3 Build Your Portfolio
Stressing because you don’t have a degree in writing? Not a problem! My clients never ask about my education (BA in Economics and Anthropology), they ask about my experience working on other projects.
Bottom line: Clients don’t care if you have a degree, they only care if you can do the work.
This is where your portfolio comes in. Your portfolio is your proof that you can do the work you say you can do. Here’s how to get started.
- Gather whatever pieces you already have that pertain to your desired niche (e.g., personal blog posts, articles you wrote for your current company, the brochure you created for the nonprofit you volunteer with).
- Network with family, friends, and community to get a few more projects under your belt (e.g., a social media campaign for your cousin’s ice cream shop, an e-book for your friend’s health coaching practice, a newsletter for your faith community’s food pantry).
- You can work for free (family only) or at a reduced rate (everyone else) since they are taking a chance on you (remember, you don’t have a portfolio yet).
- Starting small (five to ten projects) is fine. What’s important is quality and that you’re showcasing experience in the niche you’re interested in.
- Put your work on a website you can share with potential clients. There’s Journoportfolio (which I use) and Clippings.me (both are free for up to ten articles), or find a Squarespace or WordPress theme that’s designed to be a portfolio.
4 Find Clients
Now that you have an idea of the type of writing projects you’d like to do, and a portfolio showing your ability to do that work, it’s time to find clients. Here are some ideas to get you started.

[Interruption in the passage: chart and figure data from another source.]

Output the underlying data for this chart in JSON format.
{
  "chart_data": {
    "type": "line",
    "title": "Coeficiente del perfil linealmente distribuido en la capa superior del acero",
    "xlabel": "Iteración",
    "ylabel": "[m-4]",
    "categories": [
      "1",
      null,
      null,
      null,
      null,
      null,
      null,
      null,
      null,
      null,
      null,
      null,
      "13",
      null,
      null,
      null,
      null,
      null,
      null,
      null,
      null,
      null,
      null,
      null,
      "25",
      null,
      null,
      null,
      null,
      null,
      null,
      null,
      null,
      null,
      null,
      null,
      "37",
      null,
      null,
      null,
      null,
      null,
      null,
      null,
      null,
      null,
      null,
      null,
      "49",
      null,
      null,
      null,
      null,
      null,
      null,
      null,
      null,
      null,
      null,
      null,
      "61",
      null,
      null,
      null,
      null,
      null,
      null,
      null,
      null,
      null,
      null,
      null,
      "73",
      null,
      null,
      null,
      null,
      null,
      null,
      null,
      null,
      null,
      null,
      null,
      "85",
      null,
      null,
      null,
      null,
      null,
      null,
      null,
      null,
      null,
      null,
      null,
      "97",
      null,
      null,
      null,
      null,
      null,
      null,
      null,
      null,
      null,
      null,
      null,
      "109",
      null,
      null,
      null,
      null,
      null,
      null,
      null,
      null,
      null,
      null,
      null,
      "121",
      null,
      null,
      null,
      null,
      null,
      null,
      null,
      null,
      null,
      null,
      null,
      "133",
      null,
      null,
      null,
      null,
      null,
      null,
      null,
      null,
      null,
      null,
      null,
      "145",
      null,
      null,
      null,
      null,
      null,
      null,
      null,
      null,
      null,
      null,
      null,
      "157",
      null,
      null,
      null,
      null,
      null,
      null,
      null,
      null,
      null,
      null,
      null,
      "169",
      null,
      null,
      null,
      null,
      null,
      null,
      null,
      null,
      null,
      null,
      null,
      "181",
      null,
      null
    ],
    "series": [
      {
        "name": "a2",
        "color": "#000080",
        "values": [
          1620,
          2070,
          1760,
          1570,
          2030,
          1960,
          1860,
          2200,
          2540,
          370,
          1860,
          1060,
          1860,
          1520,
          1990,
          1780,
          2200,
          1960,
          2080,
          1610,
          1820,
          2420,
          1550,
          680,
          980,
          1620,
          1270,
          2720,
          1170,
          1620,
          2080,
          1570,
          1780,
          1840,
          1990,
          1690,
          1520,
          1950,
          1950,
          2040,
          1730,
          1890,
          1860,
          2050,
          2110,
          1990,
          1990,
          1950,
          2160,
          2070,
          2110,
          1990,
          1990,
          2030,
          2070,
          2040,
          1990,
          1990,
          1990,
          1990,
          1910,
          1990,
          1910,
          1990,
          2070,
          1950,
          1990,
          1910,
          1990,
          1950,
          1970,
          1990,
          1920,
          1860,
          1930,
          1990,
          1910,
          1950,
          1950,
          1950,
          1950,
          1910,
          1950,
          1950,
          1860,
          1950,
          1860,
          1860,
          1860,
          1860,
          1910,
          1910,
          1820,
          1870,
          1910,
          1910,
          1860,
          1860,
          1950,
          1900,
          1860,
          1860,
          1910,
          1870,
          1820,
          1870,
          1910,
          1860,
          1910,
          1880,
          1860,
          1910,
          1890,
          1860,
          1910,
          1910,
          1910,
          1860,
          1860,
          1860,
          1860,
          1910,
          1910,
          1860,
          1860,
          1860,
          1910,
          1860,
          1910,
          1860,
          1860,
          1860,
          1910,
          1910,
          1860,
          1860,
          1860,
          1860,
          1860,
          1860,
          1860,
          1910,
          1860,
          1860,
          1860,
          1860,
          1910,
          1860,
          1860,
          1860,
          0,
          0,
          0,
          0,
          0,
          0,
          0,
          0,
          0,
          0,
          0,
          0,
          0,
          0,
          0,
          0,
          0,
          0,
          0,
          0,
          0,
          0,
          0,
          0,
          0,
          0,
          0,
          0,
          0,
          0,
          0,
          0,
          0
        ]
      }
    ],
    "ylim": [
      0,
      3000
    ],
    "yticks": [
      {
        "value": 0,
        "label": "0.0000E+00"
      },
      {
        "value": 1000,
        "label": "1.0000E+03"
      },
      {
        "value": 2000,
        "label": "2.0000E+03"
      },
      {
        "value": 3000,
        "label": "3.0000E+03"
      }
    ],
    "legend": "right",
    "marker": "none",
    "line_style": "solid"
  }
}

- Contract with your current company. You already have a relationship with the company and understand its mission and voice. (This is how I got into freelancing.)
- Email the contacts within your business network. Let them know what type of projects you’re doing and invite them to pass your info on to others who would want to work with you too.
- Email your friends and family about what you’re doing. Promote your new business on your social media channels.
- Cold email companies that you’d like to work with. Identify a need they have (e.g., regular blog posts or newsletters) and show how you can help them.
- Pitch your article ideas to your favorite websites that accept submissions. Some sites pay for posts, many do not (worst case, you have a prestigious portfolio piece).
- Pitch for projects on a job board (ProBlogger, BloggingPro, All Freelance Writing) or content mill (Upwork, Scripted, Contently). But be warned, these opportunities tend to involve high effort and low pay. I’ve never used these sites, but I know many writers have gotten into the biz this way.
- Build relationships with creatives who provide complementary services, such as web and graphic designers. They have clients who need copywriting.
- Network with other fabulous freelance writers. They’ll pass on referrals when they can’t take a job, or when a company they’re writing for is looking for more contractors. (This is how I got connected to Grammarly : ) ).